There are daily exhibitions in the exhibition hall or in the open-air museum. For example, did you know that the Folk Museum is the world’s oldest open-air museum? The open-air museum has pieces from different regions and eras in history. It consists of more than 150 houses; most of which are open to the public. The Folk Museum is easily accessible from the city center by bus to Bygdøy.
View the Oslofjord from Vestfold
Discover the landscape of smooth, rolling rocks, different places to fish and the view of the fjord in Verdens ende, Norwegian for “The end of the world”. Here you can walk, swim and enjoy lunch along the coastal path in restaurants that serve local seasonal produce. Now that your body has enjoyed the fresh air, you may also want to put your mind to work. Then you can go to the seaside cottage in Åsgårdstrand where the world-famous painter Edvard Munch spent his summers.
“Embrace the vibrant serenity of Oslofjord, where sun-kissed beaches meet crystal waters, and adventure dances with nature’s harmony.”

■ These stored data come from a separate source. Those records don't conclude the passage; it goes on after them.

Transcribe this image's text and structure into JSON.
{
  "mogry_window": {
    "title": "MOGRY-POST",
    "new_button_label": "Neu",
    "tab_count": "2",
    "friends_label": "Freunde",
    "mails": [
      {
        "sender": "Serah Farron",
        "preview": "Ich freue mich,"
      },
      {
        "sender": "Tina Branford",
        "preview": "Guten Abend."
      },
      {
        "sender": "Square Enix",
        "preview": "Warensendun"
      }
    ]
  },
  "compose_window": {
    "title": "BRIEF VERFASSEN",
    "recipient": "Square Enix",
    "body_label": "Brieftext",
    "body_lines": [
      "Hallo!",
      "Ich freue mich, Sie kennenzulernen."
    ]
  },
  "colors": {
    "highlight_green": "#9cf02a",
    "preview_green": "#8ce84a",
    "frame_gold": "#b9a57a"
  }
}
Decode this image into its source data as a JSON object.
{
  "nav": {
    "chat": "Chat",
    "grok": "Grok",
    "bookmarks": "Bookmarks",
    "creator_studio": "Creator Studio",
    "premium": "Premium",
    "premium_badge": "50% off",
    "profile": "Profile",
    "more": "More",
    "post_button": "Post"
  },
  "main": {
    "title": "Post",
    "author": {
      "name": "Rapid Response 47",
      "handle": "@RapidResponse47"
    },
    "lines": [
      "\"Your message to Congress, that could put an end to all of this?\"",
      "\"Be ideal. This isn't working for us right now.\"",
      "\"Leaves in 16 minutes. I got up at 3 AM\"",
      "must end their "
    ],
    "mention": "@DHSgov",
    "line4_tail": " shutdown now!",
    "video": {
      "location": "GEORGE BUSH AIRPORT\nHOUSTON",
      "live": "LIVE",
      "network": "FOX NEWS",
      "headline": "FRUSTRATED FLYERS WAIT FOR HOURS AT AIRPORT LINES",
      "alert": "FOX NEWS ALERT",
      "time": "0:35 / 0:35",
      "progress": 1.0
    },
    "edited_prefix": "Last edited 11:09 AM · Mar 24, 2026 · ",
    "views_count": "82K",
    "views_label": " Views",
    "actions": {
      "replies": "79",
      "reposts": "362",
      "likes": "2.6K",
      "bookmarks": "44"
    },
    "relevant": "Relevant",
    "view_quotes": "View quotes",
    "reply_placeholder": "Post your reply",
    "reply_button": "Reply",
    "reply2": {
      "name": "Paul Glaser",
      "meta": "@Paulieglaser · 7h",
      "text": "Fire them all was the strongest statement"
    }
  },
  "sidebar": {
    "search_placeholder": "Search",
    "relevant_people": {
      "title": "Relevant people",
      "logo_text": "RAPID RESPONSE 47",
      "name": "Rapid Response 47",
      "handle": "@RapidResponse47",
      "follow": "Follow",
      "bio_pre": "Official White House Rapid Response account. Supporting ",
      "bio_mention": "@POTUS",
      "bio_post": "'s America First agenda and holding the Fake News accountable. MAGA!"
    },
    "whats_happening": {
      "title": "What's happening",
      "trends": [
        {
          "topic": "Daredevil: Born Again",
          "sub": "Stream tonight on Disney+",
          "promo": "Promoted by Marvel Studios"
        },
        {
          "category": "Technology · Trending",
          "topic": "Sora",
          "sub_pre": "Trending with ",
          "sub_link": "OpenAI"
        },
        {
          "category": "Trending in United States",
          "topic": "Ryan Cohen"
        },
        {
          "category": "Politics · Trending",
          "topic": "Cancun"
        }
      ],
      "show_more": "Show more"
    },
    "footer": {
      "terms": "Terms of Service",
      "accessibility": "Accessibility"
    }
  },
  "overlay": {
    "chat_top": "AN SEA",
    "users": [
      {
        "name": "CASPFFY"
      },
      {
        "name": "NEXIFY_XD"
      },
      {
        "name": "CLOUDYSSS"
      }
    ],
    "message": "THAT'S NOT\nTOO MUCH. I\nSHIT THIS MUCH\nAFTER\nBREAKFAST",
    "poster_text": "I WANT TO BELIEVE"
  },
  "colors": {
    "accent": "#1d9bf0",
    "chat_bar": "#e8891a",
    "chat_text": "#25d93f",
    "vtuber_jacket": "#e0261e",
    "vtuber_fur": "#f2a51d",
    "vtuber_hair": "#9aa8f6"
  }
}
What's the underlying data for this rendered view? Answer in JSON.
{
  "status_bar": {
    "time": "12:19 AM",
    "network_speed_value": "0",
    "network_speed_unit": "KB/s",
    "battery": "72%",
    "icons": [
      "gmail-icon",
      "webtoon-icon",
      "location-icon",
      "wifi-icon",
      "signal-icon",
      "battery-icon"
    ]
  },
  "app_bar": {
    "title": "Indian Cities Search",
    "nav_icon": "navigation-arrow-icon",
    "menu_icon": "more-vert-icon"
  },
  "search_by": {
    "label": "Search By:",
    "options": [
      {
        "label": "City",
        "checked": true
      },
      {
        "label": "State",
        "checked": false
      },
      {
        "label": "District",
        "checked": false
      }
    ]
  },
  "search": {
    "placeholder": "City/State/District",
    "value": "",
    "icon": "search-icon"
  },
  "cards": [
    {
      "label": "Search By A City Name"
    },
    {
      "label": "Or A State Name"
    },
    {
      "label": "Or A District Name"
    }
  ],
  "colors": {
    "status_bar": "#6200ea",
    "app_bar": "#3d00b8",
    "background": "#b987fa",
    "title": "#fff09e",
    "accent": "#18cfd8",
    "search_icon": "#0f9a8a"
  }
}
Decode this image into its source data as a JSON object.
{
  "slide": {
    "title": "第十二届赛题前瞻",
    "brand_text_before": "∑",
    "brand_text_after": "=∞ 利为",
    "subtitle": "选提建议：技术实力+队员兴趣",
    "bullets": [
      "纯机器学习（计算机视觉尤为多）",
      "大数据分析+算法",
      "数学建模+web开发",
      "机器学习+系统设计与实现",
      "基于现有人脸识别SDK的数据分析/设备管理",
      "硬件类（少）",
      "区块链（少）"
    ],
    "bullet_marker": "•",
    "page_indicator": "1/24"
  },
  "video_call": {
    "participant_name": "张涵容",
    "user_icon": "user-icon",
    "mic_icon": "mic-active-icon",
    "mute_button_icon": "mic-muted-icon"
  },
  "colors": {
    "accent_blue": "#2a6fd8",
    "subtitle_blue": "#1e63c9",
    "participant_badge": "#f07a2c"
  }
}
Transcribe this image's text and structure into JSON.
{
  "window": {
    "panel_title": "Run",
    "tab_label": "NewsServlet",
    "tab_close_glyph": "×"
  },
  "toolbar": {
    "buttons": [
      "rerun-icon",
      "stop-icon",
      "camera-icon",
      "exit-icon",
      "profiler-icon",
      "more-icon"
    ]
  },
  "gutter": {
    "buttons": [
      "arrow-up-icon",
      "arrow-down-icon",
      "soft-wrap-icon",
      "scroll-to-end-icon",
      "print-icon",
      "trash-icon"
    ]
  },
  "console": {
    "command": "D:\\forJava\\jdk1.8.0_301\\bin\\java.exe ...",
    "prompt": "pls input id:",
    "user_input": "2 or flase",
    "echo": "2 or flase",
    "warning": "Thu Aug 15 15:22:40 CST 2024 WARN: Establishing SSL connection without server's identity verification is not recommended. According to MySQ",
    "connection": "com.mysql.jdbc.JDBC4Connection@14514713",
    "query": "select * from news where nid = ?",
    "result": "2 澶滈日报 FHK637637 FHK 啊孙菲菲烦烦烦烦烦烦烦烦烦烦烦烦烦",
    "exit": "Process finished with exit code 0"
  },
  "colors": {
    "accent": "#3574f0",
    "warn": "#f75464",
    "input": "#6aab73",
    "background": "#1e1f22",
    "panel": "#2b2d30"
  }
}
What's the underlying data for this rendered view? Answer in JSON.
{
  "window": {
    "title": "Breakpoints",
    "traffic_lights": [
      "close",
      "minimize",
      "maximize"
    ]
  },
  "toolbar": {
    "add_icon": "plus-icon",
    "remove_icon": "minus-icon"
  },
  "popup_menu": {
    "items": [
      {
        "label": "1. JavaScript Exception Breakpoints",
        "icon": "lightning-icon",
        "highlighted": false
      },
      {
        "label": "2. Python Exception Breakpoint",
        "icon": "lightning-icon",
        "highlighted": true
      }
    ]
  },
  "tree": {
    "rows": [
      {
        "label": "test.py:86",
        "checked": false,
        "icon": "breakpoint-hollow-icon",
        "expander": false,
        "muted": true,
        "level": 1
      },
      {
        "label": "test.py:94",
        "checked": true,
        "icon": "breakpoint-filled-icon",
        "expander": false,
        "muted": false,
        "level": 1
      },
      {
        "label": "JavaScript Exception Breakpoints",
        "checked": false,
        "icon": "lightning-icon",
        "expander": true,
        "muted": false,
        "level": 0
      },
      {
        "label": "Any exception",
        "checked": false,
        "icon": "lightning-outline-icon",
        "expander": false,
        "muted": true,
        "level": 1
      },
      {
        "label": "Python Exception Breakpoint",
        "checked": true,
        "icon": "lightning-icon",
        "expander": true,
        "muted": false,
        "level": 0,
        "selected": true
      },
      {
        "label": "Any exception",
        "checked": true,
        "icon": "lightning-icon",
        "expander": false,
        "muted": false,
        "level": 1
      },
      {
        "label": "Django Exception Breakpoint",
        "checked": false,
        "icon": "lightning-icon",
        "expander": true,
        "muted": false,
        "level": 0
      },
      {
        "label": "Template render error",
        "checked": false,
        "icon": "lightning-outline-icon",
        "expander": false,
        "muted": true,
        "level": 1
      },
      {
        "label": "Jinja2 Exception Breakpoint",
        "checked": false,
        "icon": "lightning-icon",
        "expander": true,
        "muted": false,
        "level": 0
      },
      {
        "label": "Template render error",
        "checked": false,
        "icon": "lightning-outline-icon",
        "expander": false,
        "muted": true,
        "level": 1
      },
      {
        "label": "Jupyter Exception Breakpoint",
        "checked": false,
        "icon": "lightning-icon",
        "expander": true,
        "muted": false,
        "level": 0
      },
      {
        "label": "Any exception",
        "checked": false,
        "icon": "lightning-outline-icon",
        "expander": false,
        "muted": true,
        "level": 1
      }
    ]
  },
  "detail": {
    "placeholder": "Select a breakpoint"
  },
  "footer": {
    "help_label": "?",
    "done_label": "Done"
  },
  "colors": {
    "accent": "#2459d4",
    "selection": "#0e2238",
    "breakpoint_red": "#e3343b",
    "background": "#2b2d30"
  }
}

The Oslofjord is one of the most popular recreational areas around Oslo, especially in summer. There are beautiful beaches and you can enjoy swimming or water sports. Very popular beaches are Huk and Paradisbukta. Many boats also sail on the fjord: canoes, kayaks and sailing boats. Fishermen cannot have fun on it either. There are a lot of islands in the Oslofjord, many of which are definitely worth a visit because of the beautiful nature.
Drøbak, the village of Santa Claus
About an hour’s drive from Oslo is the charming town of Drøbak, located on the narrowest point of the Oslo fjord. It is a well-known fact in Norway that Santa Claus (or Julenissen) was born close to the town of Drøbak, a few hundred years ago. And he still lives here. In the town there is a Christmas house where Santa Claus, elves and trolls almost come to life. Upon entering you immediately feel the fairytale atmosphere that prevails. In addition, there is plenty to do and see in the village itself, a walk along the coast with a view of the fjords is a must.